Meditando questi riflessi, non solo non mi fu grave, che addossata mi fosse, come a tutti gli altri parroci, l’ispezione di questa scuola; ma mi affrettai ad aprirla, quantunque mi trovassi sprovveduto di un conveniente locale, e quello, ch’era assai peggio, di un maestro, che la reggesse. Fu d’uopo, imprendessi io stesso ad insegnare ai fanciulli, e volentieri me ne occupai coll’ajuto de’ vice parroci, finché lo zelo vigilantissimo del nostro comun Padre, e Pastore Monsignor Arcivescovo di Sassari fissò i suoi sguardi sulla vostra degna persona, o mio collega amatissimo, e v’indusse a darmi sollievo col destinarvi ad institutore dei nostri cari fanciulli, che vi benediranno a suo tempo, e de’ quali forse, per mercé vostra, alcuni daranno più di lustro a un paese, ove nacque un Carboni[1].

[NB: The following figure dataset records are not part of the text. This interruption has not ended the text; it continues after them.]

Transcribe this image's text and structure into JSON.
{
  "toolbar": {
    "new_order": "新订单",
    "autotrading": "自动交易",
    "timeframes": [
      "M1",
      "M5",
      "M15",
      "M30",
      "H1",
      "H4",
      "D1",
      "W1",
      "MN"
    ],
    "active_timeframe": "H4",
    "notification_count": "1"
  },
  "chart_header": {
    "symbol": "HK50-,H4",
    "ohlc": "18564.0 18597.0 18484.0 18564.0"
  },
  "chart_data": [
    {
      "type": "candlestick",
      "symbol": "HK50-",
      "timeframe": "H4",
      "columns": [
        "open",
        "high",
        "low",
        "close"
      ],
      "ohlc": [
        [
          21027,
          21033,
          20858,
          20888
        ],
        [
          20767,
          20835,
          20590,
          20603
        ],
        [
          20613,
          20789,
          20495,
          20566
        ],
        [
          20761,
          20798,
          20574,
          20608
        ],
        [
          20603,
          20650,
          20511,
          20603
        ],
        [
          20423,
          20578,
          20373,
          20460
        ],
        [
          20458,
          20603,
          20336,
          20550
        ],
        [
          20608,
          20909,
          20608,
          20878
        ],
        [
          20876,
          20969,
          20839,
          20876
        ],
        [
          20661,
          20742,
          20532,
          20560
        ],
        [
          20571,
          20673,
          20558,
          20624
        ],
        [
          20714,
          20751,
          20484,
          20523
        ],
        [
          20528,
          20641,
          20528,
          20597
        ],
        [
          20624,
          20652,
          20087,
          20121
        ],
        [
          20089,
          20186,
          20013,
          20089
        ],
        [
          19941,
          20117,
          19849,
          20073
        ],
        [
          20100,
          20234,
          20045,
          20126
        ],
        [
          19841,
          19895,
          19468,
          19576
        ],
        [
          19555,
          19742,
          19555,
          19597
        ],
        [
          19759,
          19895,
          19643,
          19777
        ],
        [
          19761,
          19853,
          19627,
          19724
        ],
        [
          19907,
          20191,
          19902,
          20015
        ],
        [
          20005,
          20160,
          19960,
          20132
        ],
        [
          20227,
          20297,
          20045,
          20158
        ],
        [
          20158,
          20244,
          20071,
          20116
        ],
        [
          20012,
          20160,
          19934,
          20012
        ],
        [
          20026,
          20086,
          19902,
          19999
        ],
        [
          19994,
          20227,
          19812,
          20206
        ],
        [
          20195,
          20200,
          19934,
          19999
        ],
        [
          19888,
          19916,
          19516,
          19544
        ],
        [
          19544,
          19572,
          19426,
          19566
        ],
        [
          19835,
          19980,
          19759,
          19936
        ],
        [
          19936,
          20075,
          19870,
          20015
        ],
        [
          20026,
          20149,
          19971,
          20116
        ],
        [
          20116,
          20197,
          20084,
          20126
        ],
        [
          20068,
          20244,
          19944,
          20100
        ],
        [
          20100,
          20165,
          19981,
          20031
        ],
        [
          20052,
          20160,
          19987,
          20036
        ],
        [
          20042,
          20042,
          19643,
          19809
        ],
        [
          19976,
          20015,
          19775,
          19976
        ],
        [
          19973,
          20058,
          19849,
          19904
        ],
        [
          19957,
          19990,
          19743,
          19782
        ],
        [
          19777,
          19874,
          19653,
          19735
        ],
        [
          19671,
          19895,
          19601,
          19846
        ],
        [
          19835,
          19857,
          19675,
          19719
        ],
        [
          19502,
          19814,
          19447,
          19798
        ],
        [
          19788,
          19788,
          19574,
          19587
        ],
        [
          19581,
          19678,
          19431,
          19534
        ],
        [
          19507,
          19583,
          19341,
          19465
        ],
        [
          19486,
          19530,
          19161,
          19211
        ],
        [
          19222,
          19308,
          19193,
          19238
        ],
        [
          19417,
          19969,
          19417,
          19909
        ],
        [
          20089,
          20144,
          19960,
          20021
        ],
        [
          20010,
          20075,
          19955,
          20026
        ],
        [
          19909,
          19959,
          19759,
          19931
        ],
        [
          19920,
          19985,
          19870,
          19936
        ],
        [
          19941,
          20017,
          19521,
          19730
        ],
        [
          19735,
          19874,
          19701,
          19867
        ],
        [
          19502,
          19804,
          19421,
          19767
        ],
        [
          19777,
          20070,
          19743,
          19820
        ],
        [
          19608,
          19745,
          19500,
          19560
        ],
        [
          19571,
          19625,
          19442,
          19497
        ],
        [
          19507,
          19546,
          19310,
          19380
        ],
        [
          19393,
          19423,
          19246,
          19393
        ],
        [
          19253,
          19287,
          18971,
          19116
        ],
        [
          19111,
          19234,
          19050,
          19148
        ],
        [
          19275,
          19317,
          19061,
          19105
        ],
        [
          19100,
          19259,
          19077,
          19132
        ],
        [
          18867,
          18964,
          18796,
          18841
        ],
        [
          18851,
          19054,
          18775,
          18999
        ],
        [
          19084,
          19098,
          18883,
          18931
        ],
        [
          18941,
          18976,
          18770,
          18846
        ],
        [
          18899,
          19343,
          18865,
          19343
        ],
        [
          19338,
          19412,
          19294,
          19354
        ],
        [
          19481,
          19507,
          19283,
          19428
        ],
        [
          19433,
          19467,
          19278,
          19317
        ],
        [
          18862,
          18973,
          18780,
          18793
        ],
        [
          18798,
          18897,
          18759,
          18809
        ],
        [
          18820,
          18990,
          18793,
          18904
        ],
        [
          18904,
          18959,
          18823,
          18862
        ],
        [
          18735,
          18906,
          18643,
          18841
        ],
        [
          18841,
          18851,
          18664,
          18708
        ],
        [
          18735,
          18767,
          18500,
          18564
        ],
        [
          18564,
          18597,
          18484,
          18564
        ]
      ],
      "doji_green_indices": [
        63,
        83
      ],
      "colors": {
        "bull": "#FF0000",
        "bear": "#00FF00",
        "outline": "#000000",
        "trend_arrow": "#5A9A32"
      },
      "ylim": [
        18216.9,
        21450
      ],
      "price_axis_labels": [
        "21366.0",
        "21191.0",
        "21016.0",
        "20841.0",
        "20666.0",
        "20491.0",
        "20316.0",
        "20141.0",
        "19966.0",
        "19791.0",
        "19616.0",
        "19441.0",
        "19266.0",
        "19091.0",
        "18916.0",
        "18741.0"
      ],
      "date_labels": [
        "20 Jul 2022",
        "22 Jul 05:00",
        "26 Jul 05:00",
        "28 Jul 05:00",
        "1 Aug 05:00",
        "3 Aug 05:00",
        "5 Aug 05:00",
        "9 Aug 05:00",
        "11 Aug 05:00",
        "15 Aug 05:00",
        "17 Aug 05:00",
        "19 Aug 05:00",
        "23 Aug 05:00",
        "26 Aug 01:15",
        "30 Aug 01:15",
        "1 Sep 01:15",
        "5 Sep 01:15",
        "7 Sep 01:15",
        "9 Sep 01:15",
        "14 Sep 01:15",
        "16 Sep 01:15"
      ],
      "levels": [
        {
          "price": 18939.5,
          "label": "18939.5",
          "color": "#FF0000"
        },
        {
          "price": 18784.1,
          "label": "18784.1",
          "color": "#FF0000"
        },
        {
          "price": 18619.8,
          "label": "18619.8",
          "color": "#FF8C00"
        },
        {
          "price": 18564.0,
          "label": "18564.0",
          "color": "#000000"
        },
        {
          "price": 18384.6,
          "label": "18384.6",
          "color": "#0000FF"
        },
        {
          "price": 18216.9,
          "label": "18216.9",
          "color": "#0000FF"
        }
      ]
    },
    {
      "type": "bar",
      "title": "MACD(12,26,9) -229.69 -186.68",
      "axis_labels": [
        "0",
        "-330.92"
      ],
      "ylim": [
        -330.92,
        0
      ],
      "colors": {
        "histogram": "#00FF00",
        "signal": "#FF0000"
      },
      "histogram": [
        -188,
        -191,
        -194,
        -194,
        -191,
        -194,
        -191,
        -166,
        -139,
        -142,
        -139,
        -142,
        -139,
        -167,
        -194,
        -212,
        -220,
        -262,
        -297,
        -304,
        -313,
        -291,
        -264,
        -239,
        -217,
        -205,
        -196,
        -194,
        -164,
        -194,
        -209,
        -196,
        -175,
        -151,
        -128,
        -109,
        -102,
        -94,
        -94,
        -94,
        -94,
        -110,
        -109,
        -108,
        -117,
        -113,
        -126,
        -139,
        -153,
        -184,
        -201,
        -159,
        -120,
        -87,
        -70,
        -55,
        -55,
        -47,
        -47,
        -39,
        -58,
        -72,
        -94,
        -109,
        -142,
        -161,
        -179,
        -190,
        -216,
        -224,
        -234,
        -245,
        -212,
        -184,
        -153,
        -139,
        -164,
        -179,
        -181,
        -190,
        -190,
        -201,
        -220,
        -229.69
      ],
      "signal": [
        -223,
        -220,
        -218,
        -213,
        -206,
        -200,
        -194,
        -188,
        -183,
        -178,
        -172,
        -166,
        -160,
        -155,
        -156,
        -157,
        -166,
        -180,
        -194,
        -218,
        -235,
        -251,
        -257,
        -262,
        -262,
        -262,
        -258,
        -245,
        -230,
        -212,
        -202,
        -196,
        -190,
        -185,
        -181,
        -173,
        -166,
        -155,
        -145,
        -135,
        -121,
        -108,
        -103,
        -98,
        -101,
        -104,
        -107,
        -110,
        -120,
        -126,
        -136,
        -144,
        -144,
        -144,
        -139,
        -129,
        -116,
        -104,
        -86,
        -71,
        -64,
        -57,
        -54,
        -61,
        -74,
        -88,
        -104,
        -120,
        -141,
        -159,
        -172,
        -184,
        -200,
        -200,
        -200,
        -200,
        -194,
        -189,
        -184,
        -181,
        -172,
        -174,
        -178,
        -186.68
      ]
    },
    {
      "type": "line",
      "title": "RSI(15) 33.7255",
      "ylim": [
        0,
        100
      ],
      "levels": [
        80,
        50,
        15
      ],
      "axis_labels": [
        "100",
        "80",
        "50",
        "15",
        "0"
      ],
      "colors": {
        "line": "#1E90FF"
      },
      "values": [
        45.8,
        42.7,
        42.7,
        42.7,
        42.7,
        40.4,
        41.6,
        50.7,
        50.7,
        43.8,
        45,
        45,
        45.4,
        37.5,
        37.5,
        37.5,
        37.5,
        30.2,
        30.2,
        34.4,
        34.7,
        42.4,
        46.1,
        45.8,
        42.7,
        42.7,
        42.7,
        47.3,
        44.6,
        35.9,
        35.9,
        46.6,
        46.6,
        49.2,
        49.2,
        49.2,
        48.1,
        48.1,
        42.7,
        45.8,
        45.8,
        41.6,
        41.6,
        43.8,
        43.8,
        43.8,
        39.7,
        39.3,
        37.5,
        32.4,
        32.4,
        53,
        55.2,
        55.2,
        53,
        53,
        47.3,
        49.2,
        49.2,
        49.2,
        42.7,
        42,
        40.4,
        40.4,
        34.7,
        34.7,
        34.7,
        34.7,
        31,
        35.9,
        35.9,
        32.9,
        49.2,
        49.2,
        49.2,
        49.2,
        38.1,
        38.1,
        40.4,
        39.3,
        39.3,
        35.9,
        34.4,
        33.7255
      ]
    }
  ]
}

Non vi rincresca pertanto d’aver perduto il vantaggio di qualche vostro interesse, ma tutto caldo di zelo e d’amor di patria consacratevi di buon grado a servirla senza che troppo vili considerazioni tolgano il pregio al vostro sacrifizio. Copiosa è quella mercede che Iddio va preparandovi, egli, che considera per se impiegate le cure, che vi darete per tutti questi fanciulli, e per ciascuno di essi in particolare: Quod uni ex minimis meis fecistis, mihi fecistis.

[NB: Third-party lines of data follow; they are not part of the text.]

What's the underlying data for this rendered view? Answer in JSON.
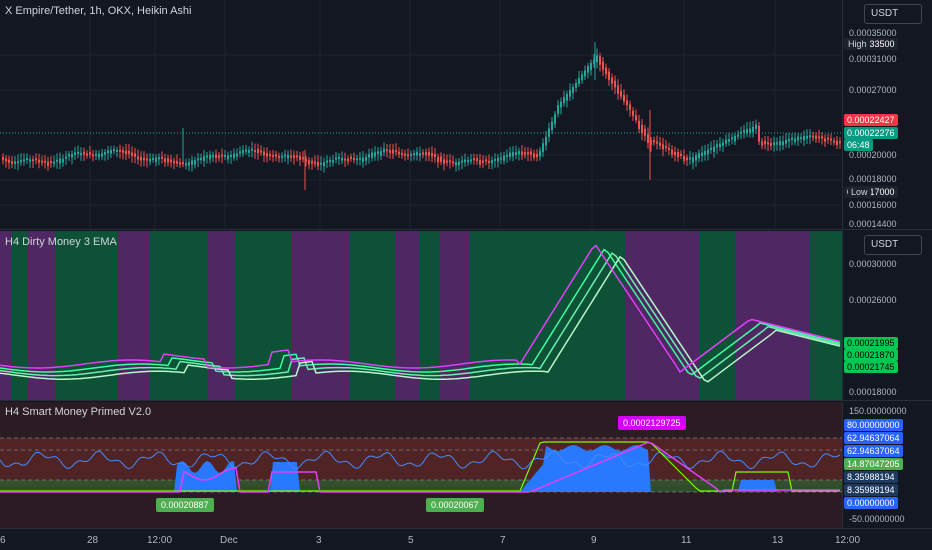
{
  "main": {
    "title": "X Empire/Tether, 1h, OKX, Heikin Ashi",
    "unit": "USDT",
    "ticks": [
      "0.00035000",
      "0.00031000",
      "0.00027000",
      "0.00020000",
      "0.00018000",
      "0.00016000",
      "0.00014400"
    ],
    "high_label": "High",
    "high_value": "0.00033500",
    "low_label": "Low",
    "low_value": "0.00017000",
    "last_red": "0.00022427",
    "last_green": "0.00022276",
    "countdown": "06:48",
    "colors": {
      "up": "#26a69a",
      "down": "#ef5350"
    }
  },
  "dirty": {
    "title": "H4 Dirty Money 3 EMA",
    "unit": "USDT",
    "ticks": [
      "0.00030000",
      "0.00026000",
      "0.00018000"
    ],
    "values": [
      "0.00021995",
      "0.00021870",
      "0.00021745"
    ],
    "colors": {
      "bull": "#0d5c3a",
      "bear": "#5b2a6e",
      "line_up": "#3dffa0",
      "line_down": "#e040fb"
    }
  },
  "smart": {
    "title": "H4 Smart Money Primed V2.0",
    "ticks_top": "150.00000000",
    "ticks_bottom": "-50.00000000",
    "values": [
      "80.00000000",
      "62.94637064",
      "62.94637064",
      "14.87047205",
      "8.35988194",
      "8.35988194",
      "0.00000000"
    ],
    "callouts": {
      "peak": "0.0002129725",
      "low1": "0.00020887",
      "low2": "0.00020067"
    }
  },
  "time_axis": [
    "6",
    "28",
    "12:00",
    "Dec",
    "3",
    "5",
    "7",
    "9",
    "11",
    "13",
    "12:00"
  ]
}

Ora desiderando ancor io di partecipare in qualche maniera alla ricompensa abbondante, che dovete sicuramente aspettare da chi non lascia senza mercede, neanche un bicchier d’acqua data in nome di un suo discepolo, risolvetti di contribuire ad agevolarvi il buon esercizio del vostro impiego: e letto avendo alcuni libri mandatimi da un degnissimo Ecclesiastico[2], institutore in un tempo de’ seminaristi della Diocesi, e uomo, che arde dal desiderio di procurar tutti i lumi e tutti i vantaggi possibili ai suoi connazionali, impiegai i ritagli del tempo, che fortunatamente lasciommi il mio pastorale Ministero per darvi un breve compendio delle massime più adattate a voi, al luogo, ed alle persone, che dovete instruire, onde formarvi qual vi desidero, e spero che diverrete un maestro veramente degno del gradimento del Governo, della riconoscenza del Pubblico, e della benedizione di Dio.

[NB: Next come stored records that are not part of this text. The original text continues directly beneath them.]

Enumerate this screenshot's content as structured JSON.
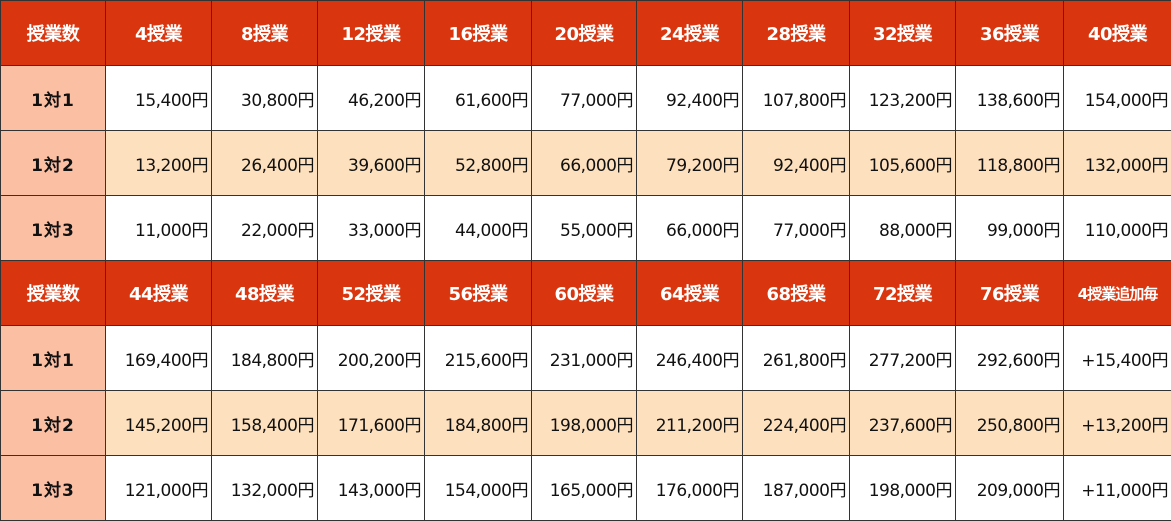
{
  "colors": {
    "header_bg": "#d9360f",
    "header_text": "#ffffff",
    "row_label_bg": "#fbbfa4",
    "tinted_row_bg": "#fde0bd",
    "plain_row_bg": "#ffffff",
    "border": "#333333"
  },
  "blocks": [
    {
      "header": [
        "授業数",
        "4授業",
        "8授業",
        "12授業",
        "16授業",
        "20授業",
        "24授業",
        "28授業",
        "32授業",
        "36授業",
        "40授業"
      ],
      "rows": [
        {
          "label": "1対1",
          "values": [
            "15,400円",
            "30,800円",
            "46,200円",
            "61,600円",
            "77,000円",
            "92,400円",
            "107,800円",
            "123,200円",
            "138,600円",
            "154,000円"
          ]
        },
        {
          "label": "1対2",
          "values": [
            "13,200円",
            "26,400円",
            "39,600円",
            "52,800円",
            "66,000円",
            "79,200円",
            "92,400円",
            "105,600円",
            "118,800円",
            "132,000円"
          ]
        },
        {
          "label": "1対3",
          "values": [
            "11,000円",
            "22,000円",
            "33,000円",
            "44,000円",
            "55,000円",
            "66,000円",
            "77,000円",
            "88,000円",
            "99,000円",
            "110,000円"
          ]
        }
      ]
    },
    {
      "header": [
        "授業数",
        "44授業",
        "48授業",
        "52授業",
        "56授業",
        "60授業",
        "64授業",
        "68授業",
        "72授業",
        "76授業",
        "4授業追加毎"
      ],
      "rows": [
        {
          "label": "1対1",
          "values": [
            "169,400円",
            "184,800円",
            "200,200円",
            "215,600円",
            "231,000円",
            "246,400円",
            "261,800円",
            "277,200円",
            "292,600円",
            "+15,400円"
          ]
        },
        {
          "label": "1対2",
          "values": [
            "145,200円",
            "158,400円",
            "171,600円",
            "184,800円",
            "198,000円",
            "211,200円",
            "224,400円",
            "237,600円",
            "250,800円",
            "+13,200円"
          ]
        },
        {
          "label": "1対3",
          "values": [
            "121,000円",
            "132,000円",
            "143,000円",
            "154,000円",
            "165,000円",
            "176,000円",
            "187,000円",
            "198,000円",
            "209,000円",
            "+11,000円"
          ]
        }
      ]
    }
  ]
}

A giudizio di sommi uomini, l’uffizio, che intraprendete non è quello che il volgo crede, facile e di poca importanza. Se un buon pittore, ed un perito statuario vengono con ragione apprezzati perché sono rari gli ottimi artefici, più alta idea ancora bisogna farsi di un buon maestro di scuola, dice San Gio. Crisostomo: Quid majus quam adolescentulorum fingere mores? Omni certe pictore, omini certe statuario, ceterisque hujusmodi omnibus excellentiorem hunc puto, qui juvenum animos fingere non ignoret.
Un maestro che abbia a cuore d’adempiere al suo dovere in tutta la sua estensione, ed operi secondo gli impulsi della propria coscienza nell’instruire i fanciulli, sarà il riformatore dei costumi di tutto un Pubblico, il benemerito della Chiesa, e dello Stato, anzi l’Angelo tutelare, che addita il dritto sentiero per non sbagliare dal principio la via del Paradiso.